By Frank Ramirez
One of my clearest memories of elementary school was the mandatory assignment to memorize a poem. Most of us chose the shortest poems we could find in our readers, which included “Fog” by Carl Sandburg (1878-1967).
Sandburg had watched the fog settle over Chicago harbor, which inspired him to write these words:
The fog comes
on little cat feet.
It sits looking
over harbor and city
on silent haunches
and then moves on.
Even as a child I was entranced its brevity, wit, and soul. However, I was chagrined that some other kid raised his hand first and got this one. I’m glad I lost out, however, because a week later that student stood in front of the class and solemnly intoned, “Fog comes from little cat’s feet.” After the pandemonium that followed it took a long time for Sister Mary Regis to restore order.
As it turns out, there is plenty to learn about Carl Sandburg--journalist, poet, activist, gardener, and family man. A Wednesday afternoon bus trip took NOACers to the Carl Sandburg Home National Historic Site. The house is located on 246 acres, with 5 miles of hiking trails. Sandburg and his wife Lillian moved from the Midwest to the site in North Carolina in 1945 because one of his daughters wanted a cow for a 4-H project but a goat fit better in their car. Lillian fell in love with raising and milking goats, and the family became famous for developing unique breeds. This led to a search for better land to raise the goats, which led them to a house in North Carolina. Eventually their goat milk and cheese became very popular throughout the region.
Ironically, considering Sandburg was well known for writing that exposed racial injustice, the house was first built by Christopher Memminger in 1838--who went on to serve in the Confederate government as secretary of the Treasury. Later it was purchased by Ellison Smyth, who became rich through the textile industry. He gave the property its name, Connemara, in honor of his Irish ancestry. Sandburg was 67 when he bought the property.

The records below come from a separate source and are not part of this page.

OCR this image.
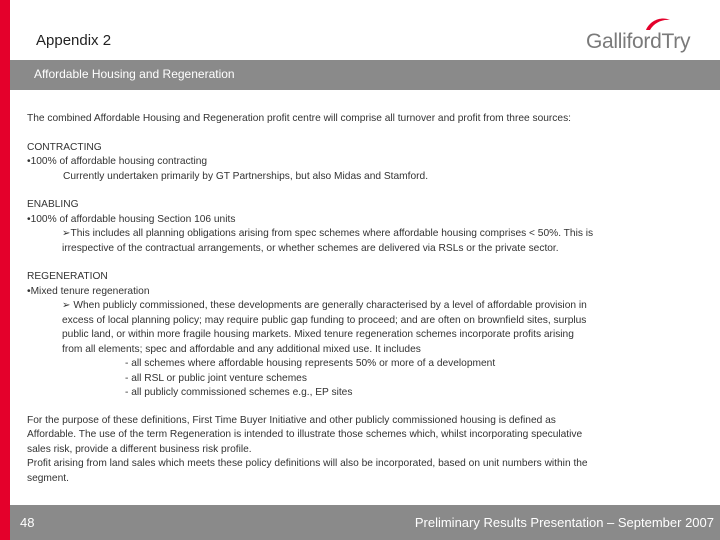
Appendix 2	GallifordTry
Affordable Housing and Regeneration

The combined Affordable Housing and Regeneration profit centre will comprise all turnover and profit from three sources:

CONTRACTING

•100% of affordable housing contracting

Currently undertaken primarily by GT Partnerships, but also Midas and Stamford.

ENABLING

•100% of affordable housing Section 106 units

➢This includes all planning obligations arising from spec schemes where affordable housing comprises < 50%. This is

irrespective of the contractual arrangements, or whether schemes are delivered via RSLs or the private sector.

REGENERATION

•Mixed tenure regeneration

➢ When publicly commissioned, these developments are generally characterised by a level of affordable provision in

excess of local planning policy; may require public gap funding to proceed; and are often on brownfield sites, surplus

public land, or within more fragile housing markets. Mixed tenure regeneration schemes incorporate profits arising

from all elements; spec and affordable and any additional mixed use. It includes

- all schemes where affordable housing represents 50% or more of a development

- all RSL or public joint venture schemes

- all publicly commissioned schemes e.g., EP sites

For the purpose of these definitions, First Time Buyer Initiative and other publicly commissioned housing is defined as

Affordable. The use of the term Regeneration is intended to illustrate those schemes which, whilst incorporating speculative

sales risk, provide a different business risk profile.

Profit arising from land sales which meets these policy definitions will also be incorporated, based on unit numbers within the

segment.

48	Preliminary Results Presentation – September 2007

Goats are still raised on the site today, and a goat farm (which includes the opportunity to pet the younger animals) is run by the National Park Service. The house is preserved as it was when Sandburg died in 1967. Visitors watch a short 1954 television broadcast featuring Edward R. Murrow and Carl Sandburg, and receive a personalized tour of the house.
Although Sandburg gave away over 4,000 books to the local library, there are still more than 12,000 books jammed into shelves that reach from ceiling to floor in no particular order. These include a book by Brethren educator A.C. Wieand as well as the autobiography of Nathan Leopold, the murderer convicted of what was then the Crime of the Century and later paroled in the care of Brethren in Puerto Rico. Magazines are stacked in every corner, and the stack of records includes an intriguing box set of Woody Guthrie recordings produced by the Library of Congress.
You see Sandburg’s writing office, devoted to replying to his many correspondents, in which he was aided by a daughter. His upstairs office devoted to his creative writing. Lillian’s office filled with practical books, photographs of family members with the famed goats, and many awards.
Sandburg generally wrote through the night, slept all morning while other family members focused on their passion for goats, and joined the family for the evening meal. Both Sandburgs were committed to women’s education and careers as well to working against racism, for worker’s rights, and in general advocating for ordinary human beings.
Many of Carl Sandburg’s books are available in the bookstore. I bought an inexpensive paperback edition of “Chicago Poems,” which includes the famous little verse about fog.
Yes, I checked. Fog comes in, not from, little cat feet.